Mais cette parenthèse n’est pas appelée à se poursuivre. Ainsi, selon l’assureur Euler Hermès, le nombre de faillites pourrait atteindre 50 000 en 2021, soit autant qu’en 2019, et 60 000 en 2022. À terme, 200 000 emplois seraient menacés uniquement cette année, si l’on en croit les chiffres de l’Observatoire français des conjonctures économiques.
Une directive européenne qui fragiliserait les salariés
Autant dire que la directive européenne du 20 juin 2019, sur « la restructuration et l’insolvabilité », qui doit être transposée dans le droit national avant la fin du mois de mai, intervient à un moment inopportun. Cette dernière vise à rendre plus efficaces les procédures de restructuration d’entreprises, mais aussi d’insolvabilité et de remise de dette. Le document, publié sur le site législatif de l’Union Européenne, est d’ailleurs clair sur un point, « les entreprises non viables, n’ayant aucune perspective de survie, devraient être liquidées le plus rapidement possible ». Et dans le cadre de son application hexagonale, une mesure est spécifiquement controversée.

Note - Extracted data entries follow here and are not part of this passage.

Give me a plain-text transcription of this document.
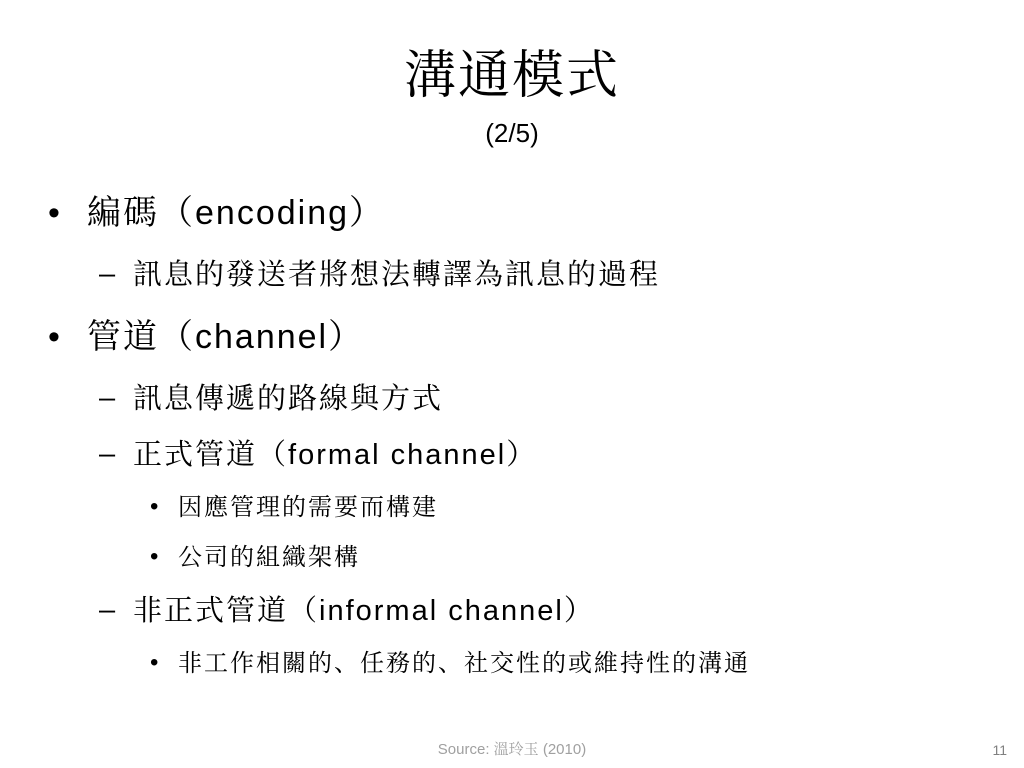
溝通模式
(2/5)
• 編碼（encoding）
– 訊息的發送者將想法轉譯為訊息的過程
• 管道（channel）
– 訊息傳遞的路線與方式
– 正式管道（formal channel）
• 因應管理的需要而構建
• 公司的組織架構
– 非正式管道（informal channel）
• 非工作相關的、任務的、社交性的或維持性的溝通
Source: 溫玲玉 (2010)	11
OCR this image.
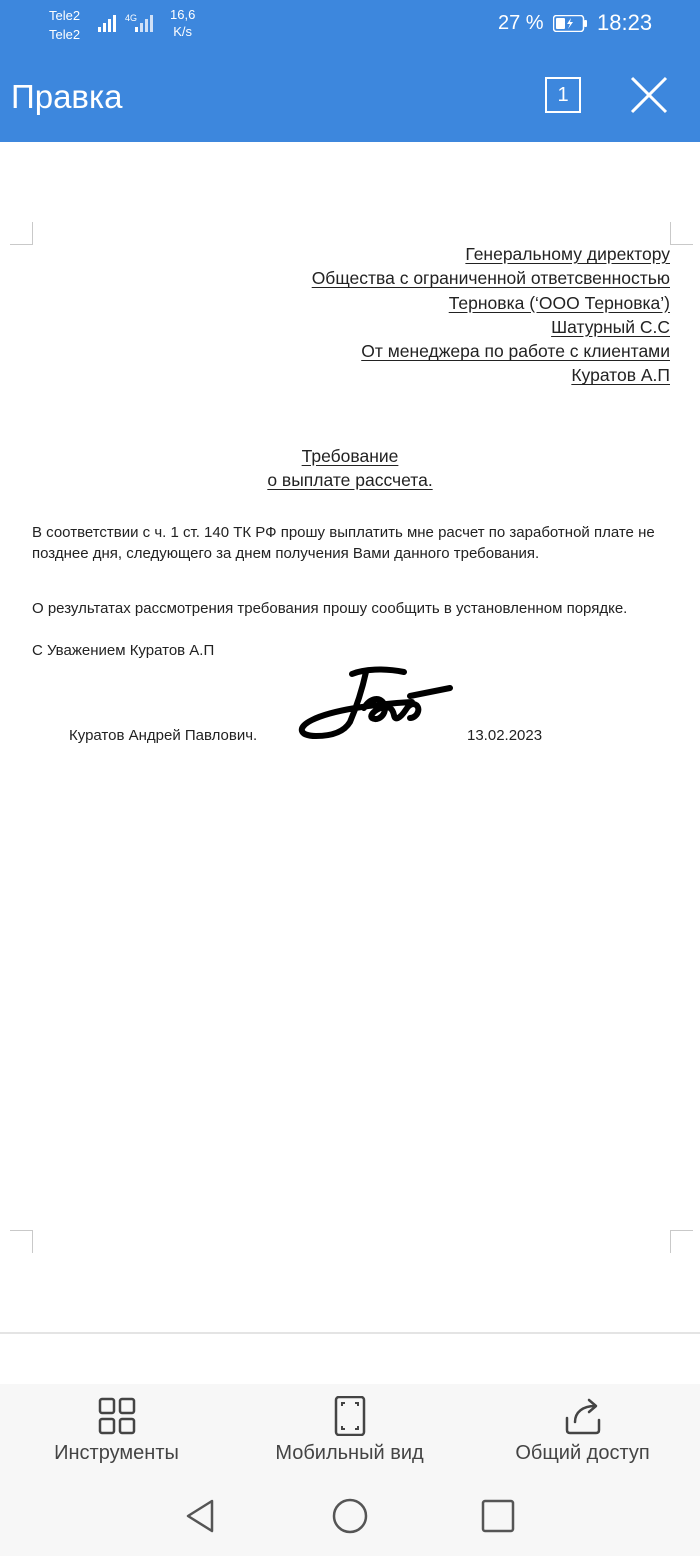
Tele2
Tele2
4G	16,6
K/s	27 % 18:23
Правка	1
Генеральному директору
Общества с ограниченной ответсвенностью
Терновка (‘ООО Терновка’)
Шатурный С.С
От менеджера по работе с клиентами
Куратов А.П
Требование
о выплате рассчета.
В соответствии с ч. 1 ст. 140 ТК РФ прошу выплатить мне расчет по заработной плате не позднее дня, следующего за днем получения Вами данного требования.
О результатах рассмотрения требования прошу сообщить в установленном порядке.
С Уважением Куратов А.П
Куратов Андрей Павлович.	13.02.2023
Инструменты	Мобильный вид	Общий доступ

Jusqu’à maintenant, dans le cas d’une procédure en liquidation judiciaire, c’est l’Association pour la Gestion du Régime de Garantie des Créances des Salariés (AGS), qui se charge de verser leur salaire aux employés quand l’entreprise fait défaut, en mettant à disposition des fonds aux mandataires. À ce titre, l’AGS a déboursé en 2019 près de 1,5 milliard d’euros.
L’organisme se finance d’abord à majorité par une cotisation patronale obligatoire payée par toutes les entreprises. Et pour 25 %, l’AGS récupère ses avances sur les fonds de l’entreprise une fois qu’elle va mieux, ou en cas de faillite, sur la vente de ses actifs. Car l’organisme possède ce que l’on appelle un « super-privilège » dans l’ordre des créanciers, lui permettant de récupérer d’importantes sommes. Ainsi, dans la hiérarchie des organismes à même de récupérer des fonds sur les entreprises, l’AGS arrive juste derrière l’État, et devant les banques, assurances, experts, avocats, mandatés par les tribunaux.
Mais avec la transposition de la directive européenne, ce « super-privilège » est appelé à être fortement réduit, mettant à mal les finances de l’AGS, et in fine, le versement des salaires aux employés. Selon les organisations syndicales, le texte du ministère de la Justice prévoirait ainsi que les mandataires comme les banques, assurances, experts ou avocats auraient dorénavant priorité dans l’ordre des mandataires, relayant en queue de peloton l’AGS.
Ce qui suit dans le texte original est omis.